The Serious Fraud Office said it had investigated cases where property values had been significantly overstated to the detriment of persons investing either directly in the over-valued property or indirectly in companies owning property portfolios.

"In recent weeks we have concluded investigations involving property valuations where we have been disappointed to see investors making bad investment decisions based on information which can only, at best, be described as optimistic values," said SFO chief executive Adam Feeley.

"It is imperative that investors are made aware of the underlying assumptions on which the valuations are based".

In most of the cases which it investigated, the valuations had been commissioned by the owner of the property, or property-related company, parties which had an incentive to inflate valuations.

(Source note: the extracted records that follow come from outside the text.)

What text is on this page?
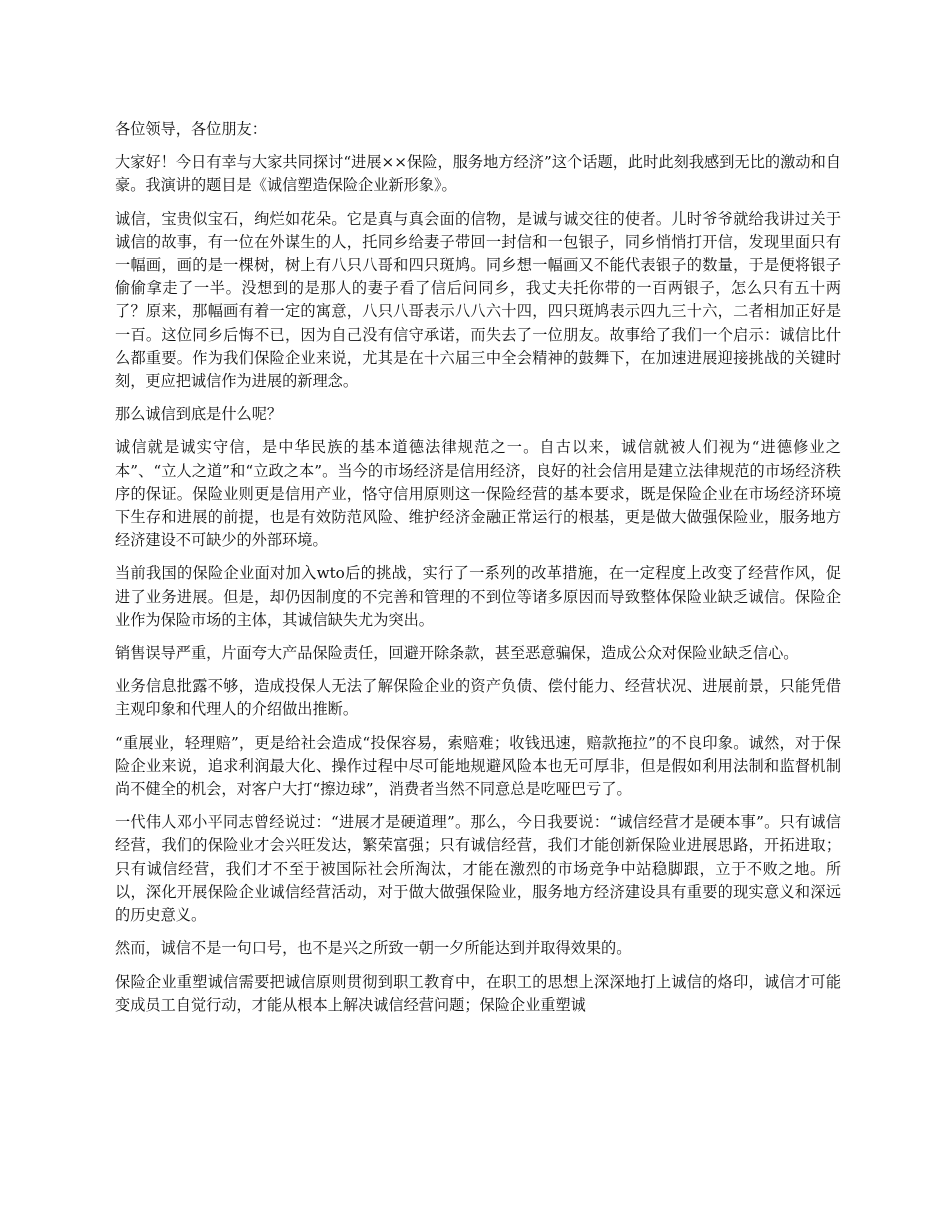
各位领导，各位朋友：

大家好！今日有幸与大家共同探讨“进展××保险，服务地方经济”这个话题，此时此刻我感到无比的激动和自豪。我演讲的题目是《诚信塑造保险企业新形象》。

诚信，宝贵似宝石，绚烂如花朵。它是真与真会面的信物，是诚与诚交往的使者。儿时爷爷就给我讲过关于诚信的故事，有一位在外谋生的人，托同乡给妻子带回一封信和一包银子，同乡悄悄打开信，发现里面只有一幅画，画的是一棵树，树上有八只八哥和四只斑鸠。同乡想一幅画又不能代表银子的数量，于是便将银子偷偷拿走了一半。没想到的是那人的妻子看了信后问同乡，我丈夫托你带的一百两银子，怎么只有五十两了？原来，那幅画有着一定的寓意，八只八哥表示八八六十四，四只斑鸠表示四九三十六，二者相加正好是一百。这位同乡后悔不已，因为自己没有信守承诺，而失去了一位朋友。故事给了我们一个启示：诚信比什么都重要。作为我们保险企业来说，尤其是在十六届三中全会精神的鼓舞下，在加速进展迎接挑战的关键时刻，更应把诚信作为进展的新理念。

那么诚信到底是什么呢？

诚信就是诚实守信，是中华民族的基本道德法律规范之一。自古以来，诚信就被人们视为“进德修业之本”、“立人之道”和“立政之本”。当今的市场经济是信用经济，良好的社会信用是建立法律规范的市场经济秩序的保证。保险业则更是信用产业，恪守信用原则这一保险经营的基本要求，既是保险企业在市场经济环境下生存和进展的前提，也是有效防范风险、维护经济金融正常运行的根基，更是做大做强保险业，服务地方经济建设不可缺少的外部环境。

当前我国的保险企业面对加入wto后的挑战，实行了一系列的改革措施，在一定程度上改变了经营作风，促进了业务进展。但是，却仍因制度的不完善和管理的不到位等诸多原因而导致整体保险业缺乏诚信。保险企业作为保险市场的主体，其诚信缺失尤为突出。

销售误导严重，片面夸大产品保险责任，回避开除条款，甚至恶意骗保，造成公众对保险业缺乏信心。

业务信息批露不够，造成投保人无法了解保险企业的资产负债、偿付能力、经营状况、进展前景，只能凭借主观印象和代理人的介绍做出推断。

“重展业，轻理赔”，更是给社会造成“投保容易，索赔难；收钱迅速，赔款拖拉”的不良印象。诚然，对于保险企业来说，追求利润最大化、操作过程中尽可能地规避风险本也无可厚非，但是假如利用法制和监督机制尚不健全的机会，对客户大打“擦边球”，消费者当然不同意总是吃哑巴亏了。

一代伟人邓小平同志曾经说过：“进展才是硬道理”。那么，今日我要说：“诚信经营才是硬本事”。只有诚信经营，我们的保险业才会兴旺发达，繁荣富强；只有诚信经营，我们才能创新保险业进展思路，开拓进取；只有诚信经营，我们才不至于被国际社会所淘汰，才能在激烈的市场竞争中站稳脚跟，立于不败之地。所以，深化开展保险企业诚信经营活动，对于做大做强保险业，服务地方经济建设具有重要的现实意义和深远的历史意义。

然而，诚信不是一句口号，也不是兴之所致一朝一夕所能达到并取得效果的。

保险企业重塑诚信需要把诚信原则贯彻到职工教育中，在职工的思想上深深地打上诚信的烙印，诚信才可能变成员工自觉行动，才能从根本上解决诚信经营问题；保险企业重塑诚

Some valuations were at the margin of what could be regarded as professionally justifiable, but properties had been valued 500 percent over their market value.

"Where there is a clear intention to deceive an investor with false information, the SFO will lay criminal charges against all parties to that offence, including any valuer who is knowingly a party to the deceit," Feeley said.

But in many cases the valuations fell short of a criminal standard of proof for fraud.

Feeley said that his investigators were referring some transactions to the Valuers' Registration Board.

"There are a small number of valuers who are undermining confidence in a profession which is an important adjunct to investment decisions, and we are determined to work closely with the valuation profession to ensure rogue valuers are not tolerated."

While the cases with which it was dealing were exceptions -- and valuers generally operated to professional standards -- the impact of a few individuals had had a disproportionate impact on the investment market.

Investors wishing to obtain advice on property valuations could contact the Institute of Valuers, said Feeley, who noted that the best protection for investors was to commission their own valuations.